Elle critique le jugement attaqué, en relevant que le tribunal l'a à plusieurs reprises confondue avec une société 'Littoral formalités' et a estimé qu'elle ne démontrait pas un défaut de pouvoir de son dirigeant, ni même un abus de pouvoir de celui-ci, alors qu'elle-même n'a jamais prétendu que la délibération du 20 novembre 2007 serait nulle ou que M. D. aurait commis un abus de pouvoir ; qu'en effet elle ne dénie pas la validité de cette décision, mais maintient que l' objet n'était pas de garantir des travaux d'aménagement d'une concession Land Rover ; qu'à tort les premiers juges ont amalgamé les concessions Fiat et Land Rover.

Sur le manquement à l'obligation de conseil qu'elle reproche à la banque, la société Littoral automobile explique que c'est la BPN qui avait un intérêt personnel à modifier l' objet du financement sollicité ; qu'elle bénéficiait ainsi d'une sorte de droit de suite en se ménageant une garantie qu'elle n'aurait pas obtenue dans le cadre d'une simple avance de trésorerie ; qu'il lui incombait d'attirer l'attention de M. D. - qui n'est pas un professionnel bancaire - sur l'impossibilité pour une société de se porter caution lorsqu'il n'est pas possible de trouver une contrepartie à son engagement ; que M. D. ne pouvait pas deviner la ruse utilisée, dont la BPN s'est bien gardée de l'informer.

Par ses conclusions récapitulatives signifiées par voie électronique le 9 août 2016, la BPN demande à la cour de :

- 'Débouter purement et simplement la société Littoral automobile de l'ensemble de ses demandes, fins et conclusions irrecevables ou/et mal fondées' ;

- Confirmer le jugement, sauf à rectifier l'erreur matérielle commise par le tribunal dans l'orthographe du nom de la société Littoral automobile et à faire droit à la demande de dommages et intérêts formulée par la Banque populaire du Nord ;

En conséquence,

- Condamner la société Littoral Automobile, en sa qualité de caution solidaire et indivisible de la Société CED, au paiement de :

- 89 298,55 euros outre intérêts conventionnels à compter du 5 février 2010 jusqu'à parfait paiement ;

- 20 000 euros à titre de dommages et intérêts pour résistance abusive ;

- 15 000 euros sur le fondement de l'article 700 du code de procédure civile au titre de la procédure de première instance et de la procédure d'appel ;

- aux entiers frais et dépens de première instance et d'appel.

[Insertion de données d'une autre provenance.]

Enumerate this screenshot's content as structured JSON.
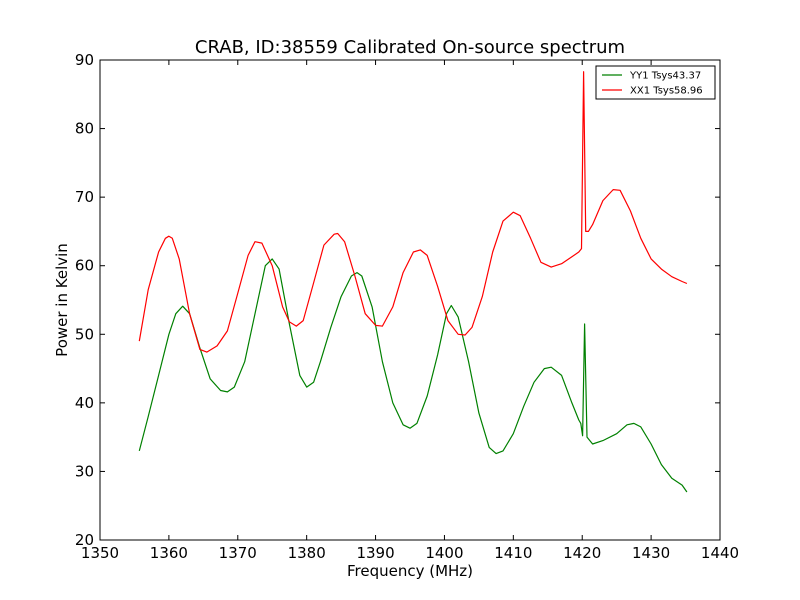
{
  "chart_data": {
    "type": "line",
    "title": "CRAB, ID:38559 Calibrated On-source spectrum",
    "xlabel": "Frequency (MHz)",
    "ylabel": "Power in Kelvin",
    "xlim": [
      1350,
      1440
    ],
    "ylim": [
      20,
      90
    ],
    "xticks": [
      "1350",
      "1360",
      "1370",
      "1380",
      "1390",
      "1400",
      "1410",
      "1420",
      "1430",
      "1440"
    ],
    "yticks": [
      "20",
      "30",
      "40",
      "50",
      "60",
      "70",
      "80",
      "90"
    ],
    "grid": false,
    "legend_position": "top-right",
    "series": [
      {
        "name": "YY1 Tsys43.37",
        "color": "#008000",
        "x": [
          1355.7,
          1357.0,
          1358.5,
          1360.0,
          1361.0,
          1362.0,
          1363.0,
          1364.5,
          1366.0,
          1367.5,
          1368.5,
          1369.5,
          1371.0,
          1372.5,
          1374.0,
          1375.0,
          1376.0,
          1377.5,
          1379.0,
          1380.0,
          1381.0,
          1382.0,
          1383.5,
          1385.0,
          1386.5,
          1387.3,
          1388.0,
          1389.5,
          1391.0,
          1392.5,
          1394.0,
          1395.0,
          1396.0,
          1397.5,
          1399.0,
          1400.3,
          1401.0,
          1402.0,
          1403.5,
          1405.0,
          1406.5,
          1407.5,
          1408.5,
          1410.0,
          1411.5,
          1413.0,
          1414.5,
          1415.5,
          1417.0,
          1418.5,
          1419.5,
          1419.8,
          1420.05,
          1420.35,
          1420.7,
          1421.5,
          1423.0,
          1425.0,
          1426.5,
          1427.5,
          1428.5,
          1430.0,
          1431.5,
          1433.0,
          1434.5,
          1435.2
        ],
        "y": [
          33.0,
          38.0,
          44.0,
          50.0,
          53.0,
          54.1,
          53.0,
          48.0,
          43.5,
          41.8,
          41.6,
          42.3,
          46.0,
          53.0,
          60.0,
          61.0,
          59.5,
          51.5,
          44.0,
          42.3,
          43.0,
          46.0,
          51.0,
          55.5,
          58.5,
          59.0,
          58.5,
          54.0,
          46.0,
          40.0,
          36.8,
          36.3,
          37.0,
          41.0,
          47.0,
          53.0,
          54.2,
          52.5,
          46.0,
          38.5,
          33.5,
          32.6,
          33.0,
          35.5,
          39.5,
          43.0,
          45.0,
          45.2,
          44.0,
          40.0,
          37.5,
          37.0,
          35.2,
          51.5,
          35.0,
          34.0,
          34.5,
          35.5,
          36.8,
          37.0,
          36.5,
          34.0,
          31.0,
          29.0,
          28.0,
          27.0
        ]
      },
      {
        "name": "XX1 Tsys58.96",
        "color": "#ff0000",
        "x": [
          1355.7,
          1357.0,
          1358.5,
          1359.5,
          1360.0,
          1360.5,
          1361.5,
          1363.0,
          1364.5,
          1365.5,
          1367.0,
          1368.5,
          1370.0,
          1371.5,
          1372.5,
          1373.5,
          1375.0,
          1376.5,
          1377.5,
          1378.5,
          1379.5,
          1381.0,
          1382.5,
          1384.0,
          1384.5,
          1385.5,
          1387.0,
          1388.5,
          1390.0,
          1391.0,
          1392.5,
          1394.0,
          1395.5,
          1396.5,
          1397.5,
          1399.0,
          1400.5,
          1402.0,
          1403.0,
          1404.0,
          1405.5,
          1407.0,
          1408.5,
          1410.0,
          1411.0,
          1412.5,
          1414.0,
          1415.5,
          1417.0,
          1418.5,
          1419.5,
          1419.9,
          1420.2,
          1420.5,
          1420.9,
          1421.5,
          1423.0,
          1424.5,
          1425.5,
          1427.0,
          1428.5,
          1430.0,
          1431.5,
          1433.0,
          1434.5,
          1435.2
        ],
        "y": [
          49.0,
          56.5,
          62.0,
          64.0,
          64.3,
          64.0,
          61.0,
          53.0,
          47.8,
          47.4,
          48.3,
          50.5,
          56.0,
          61.5,
          63.5,
          63.3,
          60.0,
          54.0,
          51.8,
          51.2,
          52.0,
          57.5,
          63.0,
          64.6,
          64.7,
          63.5,
          58.5,
          53.0,
          51.3,
          51.2,
          54.0,
          59.0,
          62.0,
          62.3,
          61.5,
          57.0,
          52.0,
          50.0,
          49.9,
          51.0,
          55.5,
          62.0,
          66.5,
          67.8,
          67.3,
          64.0,
          60.5,
          59.8,
          60.3,
          61.3,
          62.0,
          62.5,
          88.3,
          65.0,
          65.0,
          66.0,
          69.5,
          71.1,
          71.0,
          68.0,
          64.0,
          61.0,
          59.5,
          58.4,
          57.7,
          57.4
        ]
      }
    ]
  }
}
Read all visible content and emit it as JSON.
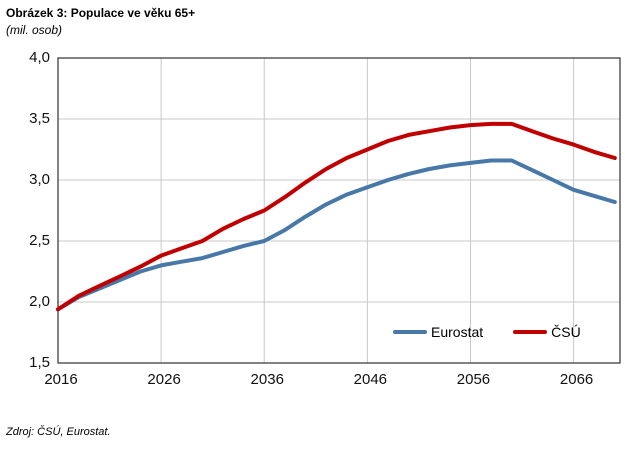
{
  "header": {
    "title": "Obrázek 3: Populace ve věku 65+",
    "subtitle": "(mil. osob)"
  },
  "footer": {
    "source": "Zdroj: ČSÚ, Eurostat."
  },
  "chart_data": {
    "type": "line",
    "title": "Obrázek 3: Populace ve věku 65+",
    "unit_label": "(mil. osob)",
    "x": [
      2016,
      2018,
      2020,
      2022,
      2024,
      2026,
      2028,
      2030,
      2032,
      2034,
      2036,
      2038,
      2040,
      2042,
      2044,
      2046,
      2048,
      2050,
      2052,
      2054,
      2056,
      2058,
      2060,
      2062,
      2064,
      2066,
      2068,
      2070
    ],
    "series": [
      {
        "name": "Eurostat",
        "color": "#4878A8",
        "values": [
          1.94,
          2.04,
          2.11,
          2.18,
          2.25,
          2.3,
          2.33,
          2.36,
          2.41,
          2.46,
          2.5,
          2.59,
          2.7,
          2.8,
          2.88,
          2.94,
          3.0,
          3.05,
          3.09,
          3.12,
          3.14,
          3.16,
          3.16,
          3.08,
          3.0,
          2.92,
          2.87,
          2.82
        ]
      },
      {
        "name": "ČSÚ",
        "color": "#C00000",
        "values": [
          1.94,
          2.05,
          2.13,
          2.21,
          2.29,
          2.38,
          2.44,
          2.5,
          2.6,
          2.68,
          2.75,
          2.86,
          2.98,
          3.09,
          3.18,
          3.25,
          3.32,
          3.37,
          3.4,
          3.43,
          3.45,
          3.46,
          3.46,
          3.4,
          3.34,
          3.29,
          3.23,
          3.18
        ]
      }
    ],
    "xlim": [
      2016,
      2070.5
    ],
    "ylim": [
      1.5,
      4.0
    ],
    "y_ticks": [
      4.0,
      3.5,
      3.0,
      2.5,
      2.0,
      1.5
    ],
    "y_tick_labels": [
      "4,0",
      "3,5",
      "3,0",
      "2,5",
      "2,0",
      "1,5"
    ],
    "x_ticks": [
      2016,
      2026,
      2036,
      2046,
      2056,
      2066
    ],
    "x_tick_labels": [
      "2016",
      "2026",
      "2036",
      "2046",
      "2056",
      "2066"
    ],
    "x_gridlines": [
      2026,
      2036,
      2046,
      2056,
      2066
    ],
    "grid": true,
    "legend_position": "inside-bottom-right",
    "gridline_color": "#C8C8C8",
    "border_color": "#3F3F3F",
    "line_width": 4
  }
}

Elle considère au préalable irrecevable et dilatoire la demande de sursis à statuer présentée par la société Littoral automobile, fondée notamment sur le sort de l'action diligentée par la banque à l'encontre du cessionnaire, Europ'motors, en se référant à l'article 74 du code de procédure civile et en précisant que dès le 12 novembre 2015 Littoral automobile avait connaissance du jugement rendu le 10 juin 2015 par le tribunal de commerce de Boulogne-sur-Mer à l'encontre du cessionnaire, indiquant aussi que nonobstant le prononcé de l'exécution provisoire Europ'motors n'a versé aucune somme.

Elle explique ensuite que la débitrice principale du prêt reste la CED ; que la société Europ'motors, cessionnaire, s'est vu transférer la charge du prêt, en application de l'article L. 642-12 du code de commerce, à la date de prise de jouissance, sans qu'il y ait eu novation de débiteur ; que l'appelante est la caution solidaire de la CED et pas celle d'Europ'motors ; que l'engagement de Littoral automobile et celui de la société Europ'motors sont autonomes ; qu'elle-même est donc fondée à agir pour obtenir un titre exécutoire définitif à l'encontre de chacune.

Elle souligne que la créance réclamée à l'encontre de la caution est exigible depuis 2009 et l'ouverture de la liquidation judiciaire de la CED.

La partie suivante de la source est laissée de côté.